Academic freedom is under pressure in many countries in the world. Researchers face closed doors, are prevented from doing their research, and are even threatened. WZB researcher llyas Saliba has long been addressing this issue in his research, including the implications of the Covid-19 pandemic for academic freedom. His recently published book “University Autonomy Decline – Causes, Responses, and Implications for Academic Freedom” together with Kirsten Roberts Lyer (Central European University, Vienna) and Janika Spannagel (Freie Universität Berlin), brings together several aspects.

The publication provides empirically grounded insights into the causes, trajectories, and effects of a severe decline in university autonomy and the relationship to other dimensions of academic freedom by comparing in-depth country studies and evidence from a new global timeseries dataset. Five expert-authored case studies on academic freedom from diverse nations (Bangladesh, Mozambique, India, Poland, and Turkey) are included in the volume.

The final chapter of this book considers the following question: What can be done to protect the institutional autonomy of universities? In particular, it makes three proposals based on the data and analysis undertaken in the previous chapters:

  1. Clear standards on academic freedom, including the parameters of institutional autonomy as self-governance, and accompanying international oversight are essential. 

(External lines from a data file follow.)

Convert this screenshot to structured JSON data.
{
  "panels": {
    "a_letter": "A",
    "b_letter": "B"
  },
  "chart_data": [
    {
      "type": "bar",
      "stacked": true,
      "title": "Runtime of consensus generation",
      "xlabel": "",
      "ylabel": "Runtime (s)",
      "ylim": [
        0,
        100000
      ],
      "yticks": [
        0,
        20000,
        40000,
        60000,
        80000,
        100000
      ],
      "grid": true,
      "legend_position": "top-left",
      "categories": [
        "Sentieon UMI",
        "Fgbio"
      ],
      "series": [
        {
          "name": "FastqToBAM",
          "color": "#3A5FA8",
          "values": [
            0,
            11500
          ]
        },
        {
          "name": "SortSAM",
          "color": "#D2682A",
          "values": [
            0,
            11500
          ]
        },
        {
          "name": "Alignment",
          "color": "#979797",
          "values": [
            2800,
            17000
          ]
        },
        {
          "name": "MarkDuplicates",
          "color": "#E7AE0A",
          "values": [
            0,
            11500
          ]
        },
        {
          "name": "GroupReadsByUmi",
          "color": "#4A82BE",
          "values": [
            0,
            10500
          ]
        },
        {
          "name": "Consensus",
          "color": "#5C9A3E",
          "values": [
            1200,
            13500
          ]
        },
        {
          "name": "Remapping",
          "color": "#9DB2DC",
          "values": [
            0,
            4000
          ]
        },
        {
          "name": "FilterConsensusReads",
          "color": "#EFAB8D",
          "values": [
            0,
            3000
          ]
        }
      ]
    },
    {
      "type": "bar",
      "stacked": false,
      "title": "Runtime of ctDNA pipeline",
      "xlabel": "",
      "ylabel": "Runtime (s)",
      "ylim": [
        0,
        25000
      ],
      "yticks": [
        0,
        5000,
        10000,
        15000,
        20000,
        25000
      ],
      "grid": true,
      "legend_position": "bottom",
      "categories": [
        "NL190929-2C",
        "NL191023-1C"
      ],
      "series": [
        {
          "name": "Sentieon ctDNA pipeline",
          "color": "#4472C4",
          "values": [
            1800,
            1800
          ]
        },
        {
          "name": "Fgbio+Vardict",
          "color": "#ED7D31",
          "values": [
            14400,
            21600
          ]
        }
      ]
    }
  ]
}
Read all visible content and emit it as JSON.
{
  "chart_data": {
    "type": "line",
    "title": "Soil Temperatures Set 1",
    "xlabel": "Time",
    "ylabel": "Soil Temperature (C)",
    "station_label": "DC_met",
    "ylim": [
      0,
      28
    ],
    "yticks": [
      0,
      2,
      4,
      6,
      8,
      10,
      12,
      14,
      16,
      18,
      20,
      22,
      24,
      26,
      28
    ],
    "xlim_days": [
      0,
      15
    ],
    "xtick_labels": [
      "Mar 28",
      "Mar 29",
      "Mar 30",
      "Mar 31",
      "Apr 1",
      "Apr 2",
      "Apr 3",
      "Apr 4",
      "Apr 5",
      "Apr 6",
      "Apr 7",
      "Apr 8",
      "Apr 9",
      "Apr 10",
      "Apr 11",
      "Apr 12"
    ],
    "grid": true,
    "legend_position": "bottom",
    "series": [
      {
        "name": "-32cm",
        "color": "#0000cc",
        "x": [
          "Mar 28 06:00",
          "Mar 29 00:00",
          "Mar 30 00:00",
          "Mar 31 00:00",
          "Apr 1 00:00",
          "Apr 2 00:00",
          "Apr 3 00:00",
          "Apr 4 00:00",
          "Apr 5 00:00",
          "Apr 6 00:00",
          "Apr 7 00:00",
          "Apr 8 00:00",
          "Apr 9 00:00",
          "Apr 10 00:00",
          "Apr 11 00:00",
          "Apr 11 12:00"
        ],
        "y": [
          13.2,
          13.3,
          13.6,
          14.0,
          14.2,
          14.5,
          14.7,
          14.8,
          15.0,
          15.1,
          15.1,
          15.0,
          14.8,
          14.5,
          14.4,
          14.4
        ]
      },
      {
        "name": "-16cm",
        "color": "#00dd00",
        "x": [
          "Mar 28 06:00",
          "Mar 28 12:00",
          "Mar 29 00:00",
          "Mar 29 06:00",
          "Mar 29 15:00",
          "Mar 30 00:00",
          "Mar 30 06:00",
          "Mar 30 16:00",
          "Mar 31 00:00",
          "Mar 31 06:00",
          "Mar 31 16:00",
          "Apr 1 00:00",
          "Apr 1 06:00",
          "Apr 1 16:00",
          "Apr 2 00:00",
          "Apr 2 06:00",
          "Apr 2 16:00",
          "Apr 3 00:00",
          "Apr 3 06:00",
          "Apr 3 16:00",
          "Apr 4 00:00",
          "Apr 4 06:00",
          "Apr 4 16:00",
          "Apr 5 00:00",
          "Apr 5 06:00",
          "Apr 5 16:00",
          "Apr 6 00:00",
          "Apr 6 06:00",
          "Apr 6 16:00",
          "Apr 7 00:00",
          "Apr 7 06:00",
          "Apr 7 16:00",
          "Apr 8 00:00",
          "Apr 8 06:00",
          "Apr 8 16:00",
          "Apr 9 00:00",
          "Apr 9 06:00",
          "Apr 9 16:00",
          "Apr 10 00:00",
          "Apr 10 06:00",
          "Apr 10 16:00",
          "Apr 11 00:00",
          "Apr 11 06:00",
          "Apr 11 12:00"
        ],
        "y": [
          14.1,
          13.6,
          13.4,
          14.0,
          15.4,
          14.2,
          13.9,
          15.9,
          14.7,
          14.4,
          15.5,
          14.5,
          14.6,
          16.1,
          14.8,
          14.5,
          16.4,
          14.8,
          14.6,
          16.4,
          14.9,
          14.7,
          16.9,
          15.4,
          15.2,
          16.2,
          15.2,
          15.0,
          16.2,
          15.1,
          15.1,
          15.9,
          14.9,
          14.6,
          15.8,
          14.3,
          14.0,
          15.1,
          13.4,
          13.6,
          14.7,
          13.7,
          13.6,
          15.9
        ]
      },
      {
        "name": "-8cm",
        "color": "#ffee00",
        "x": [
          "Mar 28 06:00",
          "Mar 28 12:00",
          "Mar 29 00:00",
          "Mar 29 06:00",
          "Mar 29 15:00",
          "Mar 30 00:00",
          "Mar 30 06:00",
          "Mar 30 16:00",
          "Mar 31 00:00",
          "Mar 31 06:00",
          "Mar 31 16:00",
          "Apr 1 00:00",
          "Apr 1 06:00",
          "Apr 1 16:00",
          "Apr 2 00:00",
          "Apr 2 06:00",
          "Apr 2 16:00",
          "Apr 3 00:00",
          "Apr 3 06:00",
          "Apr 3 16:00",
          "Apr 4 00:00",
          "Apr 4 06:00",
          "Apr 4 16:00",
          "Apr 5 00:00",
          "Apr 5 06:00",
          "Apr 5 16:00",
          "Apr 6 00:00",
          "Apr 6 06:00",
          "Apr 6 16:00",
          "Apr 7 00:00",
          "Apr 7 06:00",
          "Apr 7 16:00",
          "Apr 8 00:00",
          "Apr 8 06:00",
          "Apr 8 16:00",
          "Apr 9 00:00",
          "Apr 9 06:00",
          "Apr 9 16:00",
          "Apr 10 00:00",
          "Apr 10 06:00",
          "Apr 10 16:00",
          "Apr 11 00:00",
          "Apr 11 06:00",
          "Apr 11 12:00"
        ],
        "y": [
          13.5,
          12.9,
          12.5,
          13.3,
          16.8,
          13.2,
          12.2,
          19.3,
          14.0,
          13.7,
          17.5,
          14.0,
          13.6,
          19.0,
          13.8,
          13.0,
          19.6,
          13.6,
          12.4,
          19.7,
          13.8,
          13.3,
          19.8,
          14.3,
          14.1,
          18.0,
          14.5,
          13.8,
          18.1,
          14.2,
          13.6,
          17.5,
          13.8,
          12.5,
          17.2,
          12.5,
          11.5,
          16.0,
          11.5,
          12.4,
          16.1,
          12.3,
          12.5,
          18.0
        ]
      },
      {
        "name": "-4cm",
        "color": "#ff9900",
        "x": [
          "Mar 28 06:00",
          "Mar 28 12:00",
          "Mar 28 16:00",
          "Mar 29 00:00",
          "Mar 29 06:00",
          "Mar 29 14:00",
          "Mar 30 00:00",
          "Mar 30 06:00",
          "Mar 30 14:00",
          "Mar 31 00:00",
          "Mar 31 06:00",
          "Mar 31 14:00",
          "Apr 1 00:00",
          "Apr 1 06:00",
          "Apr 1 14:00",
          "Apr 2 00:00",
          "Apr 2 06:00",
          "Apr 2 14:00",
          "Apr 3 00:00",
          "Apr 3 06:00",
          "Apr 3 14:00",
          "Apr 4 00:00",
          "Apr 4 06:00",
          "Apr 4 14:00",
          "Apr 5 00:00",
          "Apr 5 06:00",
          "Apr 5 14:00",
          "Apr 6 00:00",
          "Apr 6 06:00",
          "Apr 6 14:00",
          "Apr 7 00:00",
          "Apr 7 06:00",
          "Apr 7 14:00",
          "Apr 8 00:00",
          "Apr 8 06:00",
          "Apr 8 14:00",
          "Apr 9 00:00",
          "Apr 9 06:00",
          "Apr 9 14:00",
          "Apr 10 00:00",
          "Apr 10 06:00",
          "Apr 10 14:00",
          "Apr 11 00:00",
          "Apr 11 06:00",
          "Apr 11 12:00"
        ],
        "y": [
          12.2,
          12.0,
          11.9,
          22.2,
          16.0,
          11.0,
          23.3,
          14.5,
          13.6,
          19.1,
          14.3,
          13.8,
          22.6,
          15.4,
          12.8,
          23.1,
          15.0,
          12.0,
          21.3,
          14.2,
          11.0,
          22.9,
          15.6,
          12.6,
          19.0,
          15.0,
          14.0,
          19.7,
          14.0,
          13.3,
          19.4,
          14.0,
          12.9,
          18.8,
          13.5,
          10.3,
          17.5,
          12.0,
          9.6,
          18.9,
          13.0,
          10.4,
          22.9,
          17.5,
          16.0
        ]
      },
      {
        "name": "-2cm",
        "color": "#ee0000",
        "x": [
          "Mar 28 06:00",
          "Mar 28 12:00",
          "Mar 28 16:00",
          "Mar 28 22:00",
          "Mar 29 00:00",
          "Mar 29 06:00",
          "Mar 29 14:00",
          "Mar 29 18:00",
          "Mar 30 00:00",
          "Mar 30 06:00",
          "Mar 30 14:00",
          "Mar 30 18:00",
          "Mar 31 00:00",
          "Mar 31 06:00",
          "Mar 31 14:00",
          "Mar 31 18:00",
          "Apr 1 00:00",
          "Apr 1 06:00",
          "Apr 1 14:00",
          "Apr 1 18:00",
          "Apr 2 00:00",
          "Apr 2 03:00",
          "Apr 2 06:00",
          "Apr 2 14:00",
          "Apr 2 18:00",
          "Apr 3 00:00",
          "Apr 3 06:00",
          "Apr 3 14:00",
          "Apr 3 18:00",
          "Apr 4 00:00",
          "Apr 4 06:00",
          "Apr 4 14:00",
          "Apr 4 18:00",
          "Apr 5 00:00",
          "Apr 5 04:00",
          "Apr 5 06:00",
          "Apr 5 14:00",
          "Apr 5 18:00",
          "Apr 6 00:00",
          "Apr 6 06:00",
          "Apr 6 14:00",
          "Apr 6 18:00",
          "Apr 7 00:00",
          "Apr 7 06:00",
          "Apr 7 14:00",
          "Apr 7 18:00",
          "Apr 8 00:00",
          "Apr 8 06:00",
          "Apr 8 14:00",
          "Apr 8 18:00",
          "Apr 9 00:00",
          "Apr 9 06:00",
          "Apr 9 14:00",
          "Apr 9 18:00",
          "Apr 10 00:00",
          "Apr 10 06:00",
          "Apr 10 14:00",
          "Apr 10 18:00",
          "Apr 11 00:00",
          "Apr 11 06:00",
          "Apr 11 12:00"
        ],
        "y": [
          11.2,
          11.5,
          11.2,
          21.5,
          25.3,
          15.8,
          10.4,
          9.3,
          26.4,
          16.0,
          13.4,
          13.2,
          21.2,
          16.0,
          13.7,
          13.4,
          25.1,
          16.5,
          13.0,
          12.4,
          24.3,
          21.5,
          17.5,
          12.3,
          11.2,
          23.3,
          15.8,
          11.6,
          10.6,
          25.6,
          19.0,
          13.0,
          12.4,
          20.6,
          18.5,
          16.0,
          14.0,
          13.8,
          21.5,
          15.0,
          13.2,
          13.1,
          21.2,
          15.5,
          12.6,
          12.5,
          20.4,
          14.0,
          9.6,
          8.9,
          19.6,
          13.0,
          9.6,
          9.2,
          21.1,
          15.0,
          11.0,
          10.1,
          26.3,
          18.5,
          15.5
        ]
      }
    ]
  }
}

  2. International accreditation and rankings organizations should clearly account for the intellectual autonomy of the university. Excessive government control or interference should negatively influence rankings and accreditation, given its impact on the higher education system and scholarship. 

  3. Universities themselves must plan for threats through risk assessment and work to improve their resilience to undue interferences.
     

Drawing on both qualitative and quantitative evidence, the book offers a new contribution to the field and will be of interest to scholars, researchers, and students in the fields of higher education, human rights, political science and public policy.